Advocates for immigrants and the poor packed City Hall on Monday to ask the City Council not to cut emergency aid that goes to certain immigrant groups. The pleas came during a public hearing on the city’s proposed budget for next year.

The council on Monday unanimously approved sending the $102.8 million school budget to a citywide referendum on May 12. But councilors have yet to make a final decision on the municipal budget proposal, which includes scaling back general assistance eligibility, in line with Gov. Paul LePage’s proposal to cut aid to certain immigrants, most seeking asylum.

The state has already pulled its share of the aid this year, but the city has been covering the cost, expected to be about $4.6 million.

It would cost about $5.7 million if the city covers it next year. LePage’s budget contains a proposal to change the state statute, while an administrative rule change to do the same is being challenged by Portland, Westbrook and the Maine Municipal Association.

LePage has said the state’s general assistance money should be used to help needy Mainers first and that the change he is proposing is consistent with federal law.

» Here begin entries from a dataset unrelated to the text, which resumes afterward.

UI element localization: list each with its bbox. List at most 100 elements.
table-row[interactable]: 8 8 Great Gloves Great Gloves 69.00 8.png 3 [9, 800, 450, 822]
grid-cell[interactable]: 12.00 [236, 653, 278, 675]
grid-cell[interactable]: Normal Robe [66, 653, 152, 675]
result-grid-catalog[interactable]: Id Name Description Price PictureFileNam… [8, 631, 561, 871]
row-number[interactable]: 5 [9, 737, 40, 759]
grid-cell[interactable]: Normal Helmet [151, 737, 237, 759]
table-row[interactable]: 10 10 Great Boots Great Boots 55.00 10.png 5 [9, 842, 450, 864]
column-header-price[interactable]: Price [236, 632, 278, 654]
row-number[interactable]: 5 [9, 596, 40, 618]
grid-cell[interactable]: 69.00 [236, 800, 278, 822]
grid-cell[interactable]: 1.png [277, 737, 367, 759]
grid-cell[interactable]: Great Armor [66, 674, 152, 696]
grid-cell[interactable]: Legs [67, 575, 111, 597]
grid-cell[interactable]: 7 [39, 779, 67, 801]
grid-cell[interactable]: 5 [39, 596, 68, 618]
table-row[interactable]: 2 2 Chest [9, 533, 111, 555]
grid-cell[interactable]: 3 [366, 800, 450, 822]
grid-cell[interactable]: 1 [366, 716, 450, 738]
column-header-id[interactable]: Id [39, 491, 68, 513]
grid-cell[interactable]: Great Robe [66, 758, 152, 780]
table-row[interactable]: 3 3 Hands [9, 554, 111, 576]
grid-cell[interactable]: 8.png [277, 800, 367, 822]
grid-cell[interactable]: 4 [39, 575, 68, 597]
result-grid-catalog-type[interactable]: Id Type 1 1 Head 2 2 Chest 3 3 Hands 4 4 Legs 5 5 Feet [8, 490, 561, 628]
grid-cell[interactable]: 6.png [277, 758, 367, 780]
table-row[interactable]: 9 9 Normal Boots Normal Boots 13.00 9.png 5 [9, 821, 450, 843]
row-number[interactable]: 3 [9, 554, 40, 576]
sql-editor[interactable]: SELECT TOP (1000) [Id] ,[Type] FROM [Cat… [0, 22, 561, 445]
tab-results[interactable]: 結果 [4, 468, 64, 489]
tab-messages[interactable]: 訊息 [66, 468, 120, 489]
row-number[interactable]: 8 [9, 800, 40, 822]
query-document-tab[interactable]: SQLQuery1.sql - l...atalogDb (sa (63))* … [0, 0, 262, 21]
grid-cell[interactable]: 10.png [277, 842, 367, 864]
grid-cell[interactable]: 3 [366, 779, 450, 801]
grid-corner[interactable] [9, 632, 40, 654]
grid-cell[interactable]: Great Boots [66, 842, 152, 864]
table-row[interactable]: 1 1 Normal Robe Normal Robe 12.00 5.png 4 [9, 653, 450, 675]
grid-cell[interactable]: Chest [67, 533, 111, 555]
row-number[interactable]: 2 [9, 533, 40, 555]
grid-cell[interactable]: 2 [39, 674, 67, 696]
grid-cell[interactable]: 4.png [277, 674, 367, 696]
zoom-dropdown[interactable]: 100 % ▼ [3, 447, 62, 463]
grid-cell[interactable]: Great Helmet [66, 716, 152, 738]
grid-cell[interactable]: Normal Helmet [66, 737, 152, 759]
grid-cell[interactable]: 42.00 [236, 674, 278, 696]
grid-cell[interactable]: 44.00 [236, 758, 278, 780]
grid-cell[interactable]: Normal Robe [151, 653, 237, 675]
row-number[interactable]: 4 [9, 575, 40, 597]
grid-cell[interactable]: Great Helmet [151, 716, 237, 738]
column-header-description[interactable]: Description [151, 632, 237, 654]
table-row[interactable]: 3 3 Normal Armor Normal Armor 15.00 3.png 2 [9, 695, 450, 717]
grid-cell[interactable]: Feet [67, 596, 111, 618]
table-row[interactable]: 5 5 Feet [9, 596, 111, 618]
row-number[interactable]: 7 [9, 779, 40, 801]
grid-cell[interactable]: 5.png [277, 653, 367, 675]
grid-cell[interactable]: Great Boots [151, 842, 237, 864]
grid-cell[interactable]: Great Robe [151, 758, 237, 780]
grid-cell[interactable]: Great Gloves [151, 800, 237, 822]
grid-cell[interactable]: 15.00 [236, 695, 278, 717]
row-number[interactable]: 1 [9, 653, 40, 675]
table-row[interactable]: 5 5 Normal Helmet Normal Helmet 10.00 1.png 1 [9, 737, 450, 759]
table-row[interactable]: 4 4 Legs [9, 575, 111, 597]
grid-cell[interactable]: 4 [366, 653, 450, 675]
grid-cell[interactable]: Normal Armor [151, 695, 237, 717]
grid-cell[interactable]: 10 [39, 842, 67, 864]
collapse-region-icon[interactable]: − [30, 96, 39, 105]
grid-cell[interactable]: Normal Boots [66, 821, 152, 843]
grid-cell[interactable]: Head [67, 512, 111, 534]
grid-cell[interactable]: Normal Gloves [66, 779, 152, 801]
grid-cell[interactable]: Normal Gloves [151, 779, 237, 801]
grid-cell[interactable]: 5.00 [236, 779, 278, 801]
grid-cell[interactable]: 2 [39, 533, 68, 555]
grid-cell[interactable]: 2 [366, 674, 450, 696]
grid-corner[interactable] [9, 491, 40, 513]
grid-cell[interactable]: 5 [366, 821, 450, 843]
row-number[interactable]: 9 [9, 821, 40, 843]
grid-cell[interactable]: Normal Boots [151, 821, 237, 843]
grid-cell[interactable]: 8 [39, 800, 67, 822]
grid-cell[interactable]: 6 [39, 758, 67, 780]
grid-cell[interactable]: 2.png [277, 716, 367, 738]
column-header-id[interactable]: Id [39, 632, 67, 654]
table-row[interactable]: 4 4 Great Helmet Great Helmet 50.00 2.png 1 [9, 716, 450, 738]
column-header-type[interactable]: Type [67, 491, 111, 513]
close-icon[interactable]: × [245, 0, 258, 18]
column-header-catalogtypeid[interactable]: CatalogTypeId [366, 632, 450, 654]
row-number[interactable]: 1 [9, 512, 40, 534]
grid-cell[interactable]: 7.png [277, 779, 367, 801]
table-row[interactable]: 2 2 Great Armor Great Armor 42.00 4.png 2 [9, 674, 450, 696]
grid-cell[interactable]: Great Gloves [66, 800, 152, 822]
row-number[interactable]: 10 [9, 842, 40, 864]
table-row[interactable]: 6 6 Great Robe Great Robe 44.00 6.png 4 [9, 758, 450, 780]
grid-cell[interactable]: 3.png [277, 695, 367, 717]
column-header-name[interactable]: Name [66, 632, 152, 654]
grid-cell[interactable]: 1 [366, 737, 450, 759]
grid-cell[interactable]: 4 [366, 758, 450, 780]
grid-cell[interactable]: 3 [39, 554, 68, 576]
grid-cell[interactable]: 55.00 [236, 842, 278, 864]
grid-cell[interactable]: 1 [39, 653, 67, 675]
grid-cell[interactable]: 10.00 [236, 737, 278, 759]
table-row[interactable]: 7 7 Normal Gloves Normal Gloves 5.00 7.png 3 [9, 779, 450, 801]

If the council approves a budget including stricter eligibility standards, more than 400 Portland families totaling more than 900 people could lose aid for housing, food and medicine.

“I’m really concerned about the human aspect of people being thrown out of their apartments,” said Alain Nahimana, of the Maine Immigrants’ rights coalition. “We are seeing ahead of us some human drama.”

Nearly everyone at the hearing agreed that asylum seekers should receive temporary aid until they receive their federal work permits – which takes at least 150 days.

But views differed about what to do while awaiting the fate of the governor’s proposal.

Ron Kreisman, a lawyer who has worked on immigrant issues, argued that the city will hand LePage a political victory if it approves a budget that eliminates aid to asylum seekers. “I don’t understand from the purely tactical point of view why you would possibly give this gift to this governor at this moment,” Kreisman said.

But Councilor Jill Duson said that if the city continues to cover services for asylum seekers, the Legislature will be more likely to approve LePage’s proposal.

“My message is Portland cannot cover by fiat 80 percent of the cost of general assistance and shelter services,” Duson said. “My message to my colleagues in the state Legislature is there are real consequences to the people of Portland if they pass that budget.”

The council is expected to vote on its municipal budget May 18.